Two centuries ago, life underwriting was pure art: the underwriter would listen to a story and make an assessment. Evidence-based underwriting emerged about a century ago when the science of health data gained credibility. Underwriting, at present, is a fine balance of art and science.

The trend, however, is toward a fact-based scientific approach. Underwriting risk scoring is becoming increasingly evidence-based, with advances in the digitization of health care and scientific data and exponential improvements in predictive models. This is step one toward automation.

Future Automation and the Role of the Underwriter

Let us establish that an automated future for underwriting is a reality and a business necessity. In economics, a concept called the Balassa-Samuelson Effect explains how countries that do not adopt innovative technologies eventually experience higher prices (inflation), lower interest returns and lower currency exchange rates. Similarly, the industries, professions or corporations that do not adopt emerging technologies experience higher costs, lower margins and eventually lower returns.

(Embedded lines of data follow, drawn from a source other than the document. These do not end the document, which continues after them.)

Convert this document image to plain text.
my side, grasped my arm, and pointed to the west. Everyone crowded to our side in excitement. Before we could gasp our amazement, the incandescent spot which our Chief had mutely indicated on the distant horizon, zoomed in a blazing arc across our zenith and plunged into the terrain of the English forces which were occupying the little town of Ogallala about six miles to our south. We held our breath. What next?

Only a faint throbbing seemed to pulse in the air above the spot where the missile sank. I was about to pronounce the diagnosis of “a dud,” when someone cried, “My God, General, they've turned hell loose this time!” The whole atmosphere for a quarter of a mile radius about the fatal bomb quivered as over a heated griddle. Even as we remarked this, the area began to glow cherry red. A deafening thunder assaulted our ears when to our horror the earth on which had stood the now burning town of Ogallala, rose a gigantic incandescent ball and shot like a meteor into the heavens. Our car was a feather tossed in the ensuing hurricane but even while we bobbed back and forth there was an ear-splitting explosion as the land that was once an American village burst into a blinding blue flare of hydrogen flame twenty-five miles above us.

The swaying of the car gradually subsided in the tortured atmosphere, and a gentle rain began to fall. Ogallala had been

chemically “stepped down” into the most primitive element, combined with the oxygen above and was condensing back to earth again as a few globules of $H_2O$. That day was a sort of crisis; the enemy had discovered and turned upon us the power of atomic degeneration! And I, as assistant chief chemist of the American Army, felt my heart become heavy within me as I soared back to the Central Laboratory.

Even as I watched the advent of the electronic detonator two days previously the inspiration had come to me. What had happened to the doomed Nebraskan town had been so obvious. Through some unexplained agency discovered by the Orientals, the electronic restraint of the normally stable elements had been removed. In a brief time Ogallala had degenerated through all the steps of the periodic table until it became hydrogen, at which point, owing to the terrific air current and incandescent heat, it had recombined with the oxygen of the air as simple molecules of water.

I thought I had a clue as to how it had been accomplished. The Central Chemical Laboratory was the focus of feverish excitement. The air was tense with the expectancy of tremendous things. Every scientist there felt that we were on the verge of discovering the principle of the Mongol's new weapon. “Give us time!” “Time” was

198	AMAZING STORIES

Since over 90% of start-ups do not meet expectations, expert underwriting is crucial. Everyone has a great story capture in a powerful pitch deck.  But what is actually doable? What are the technical barriers?  These items are seldom professionally addressed.  If they are, are you in a position to put the explanation in the proper perspective? 

For example, in 1913, Ford Motor Company introduced the innovative assembly line concept to manufacture cars. This technology reduced car production time from 12 hours to 2.5 hours, a 500% productivity boost. People laughed and Ford went it alone.

Challenges to Effective Coevolution

The established consensus is automation in underwriting is necessary. However, who can address the challenges and think through the long-term implications? The scientific underwriter is an eclectic mix of executive, data scientist, technician, and innovator.  Machines can take over the simple cases, and experienced (human) underwriters handle the complex cases

Machine learning platforms that automate risk scoring are developed using past data. Newer data sources like social media, the internet of things, patent databases, and automated research are available for underwriting decision making. Our underwriters understand the implications of this new information on risk scoring. It is difficult to imagine the future of underwriting without a human touch. Today humans do risk scoring and decision making, machines/robots/computers help us make these decisions faster and better.

We combine both technology and the world’s best scientists.  We review business proposals to see in they are scientifically doable.  We do not review markets or teams, your own gut feelings, and other resources are better at this.  We review scientific claims and report whether our experts think that they are doable.  We put the scientific claims in perspective and believe in the old adage that extraordinary claims require extraordinary proof.

Before you invest, we strongly recommend that team review the scientific claims made by documentation that is provided by the project team.